As the global population grows, so too does the need for food. With the aid of modern technology, food production can be streamlined without increasing its environmental impact. RISE is working on precision cultivation to sustainably intensify food production; something that, together with other measures, has proven capable of increasing yields by as much as 20% while simultaneously reducing the amounts of diesel, fertiliser and seed used and allowing them to be distributed where they provide the greatest benefits.
The United Nations is predicting that the world population will reach between 9 and 10 billion by 2050 – an increase of approximately 2 billion compared with today. Meanwhile, there is no significant increase in the amount of land under cultivation that must feed this larger population. This places demands on increased productivity in food production. There is a also a challenge in that food production is currently responsible for 30% of emissions of greenhouse gases and 70% of water consumption.
“The required increase in productivity must not be achieved at the expense of the environment,” says Mikael Gilbertsson, who researches sustainable food production at RISE. “We must work towards a sustainable intensification of production.”
Adaption through precision cultivation
Together with a group of five colleagues, Mikael Gilbertsson studies a field known as precision cultivation, which does exactly what it says on the tin – targeting measures to increase agricultural yields without increasing climate impact. Precision cultivation is a very broad field; however, its general focus is on adapting cultivation to conditions in the field. To this end, a large amount of work within precision cultivation deals with using sensors to map conditions on the ground.
“We are able to measure in many different ways; from using satellites and autonomous drones to taking soil samples, analysing and GPS tagging them.

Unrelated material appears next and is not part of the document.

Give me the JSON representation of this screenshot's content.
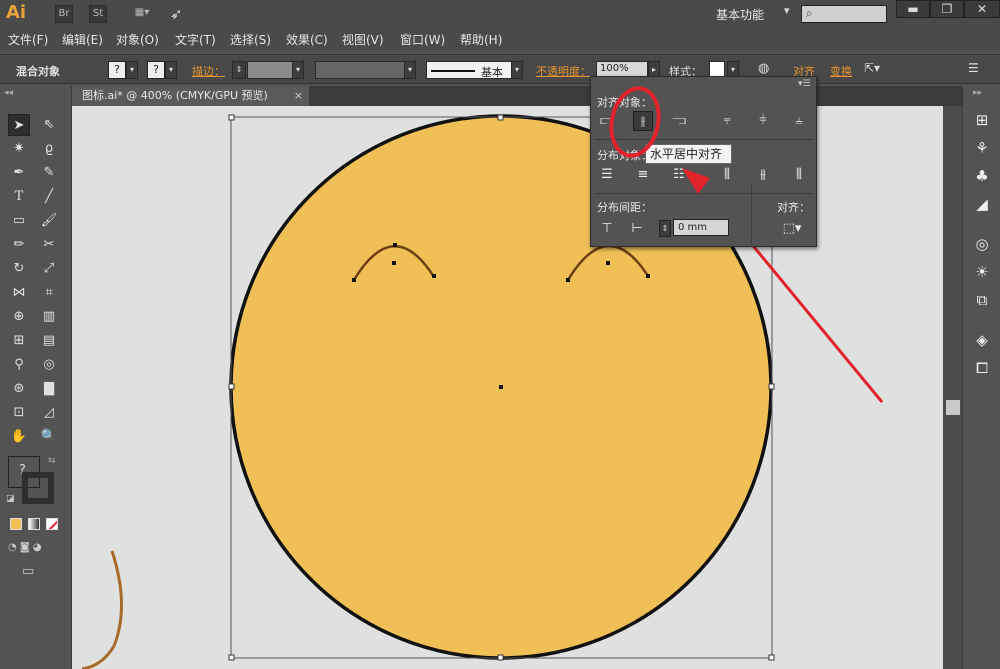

It is all about obtaining the highest resolution and most detailed measurements possible,” says Mikael Gilbertsson. “The more samples we take and the closer to the soil we get, the better.”
Steering pesticide use or assessing quality
Sensors can also be used to collect data on crops in the field. Researchers measure levels of chlorophyll, or how green the crop is, using hyperspectral cameras, either mounted on tractors or drones or handheld. These results are translated into nitrogen content and can be used to steer pesticide use or to assess the quality of the crop.
“The greener the crop, the stronger it is,” explains Mikael Gilbertsson. “And the stronger it is, the more we can treat it against threats such as fungus.”
Machine learning for analysis and decision support
The data collected can also be used to predict the size of harvests. Using drones, machine learning and artificial intelligence, the size of a harvest of, for example, cabbages can be calculated, meaning that the producer can obtain a more exact forecast and avoid overproduction and ensure that they deliver the promised quantity.
“Among other things, we are already using machine learning to support decisions in apple orchards and vineyards,” says Mikael Gilbertsson. “However, the major effects of this technology will probably not be felt for another decade or two. Right now, we are in need of large databases for training algorithms and increasing their accuracy.”
Robotisation lends a hand
Another aspect of precision cultivation is the robotisation of farming. Among other things, autonomous machines can assist in sowing, harvesting, ploughing and weeding. A Swedish project named Ekobot is developing a robot that can weed among rows of onions, carrots and sugar beets. The robot will begin field tests during 2019.
Mikael Gilbertsson believes that the major benefits of robotisation will primarily be felt in somewhat smaller or medium-sized farms, especially in specialised cultivation:
“The large farms that grow cereals are already incredibly efficient as things stand. Procurement costs for machinery are so much greater than labour costs that it would have very little impact to introduce efficiencies here as well.”
The opportunities offered by precision cultivation are enormous, both in terms of reducing environmental impact and increasing yields from existing arable land.
“We have calculated that it should be possible to increase yields from existing arable land by between 10 and 20% by combining precision cultivation with other measures,” says Mikael Gilbertsson.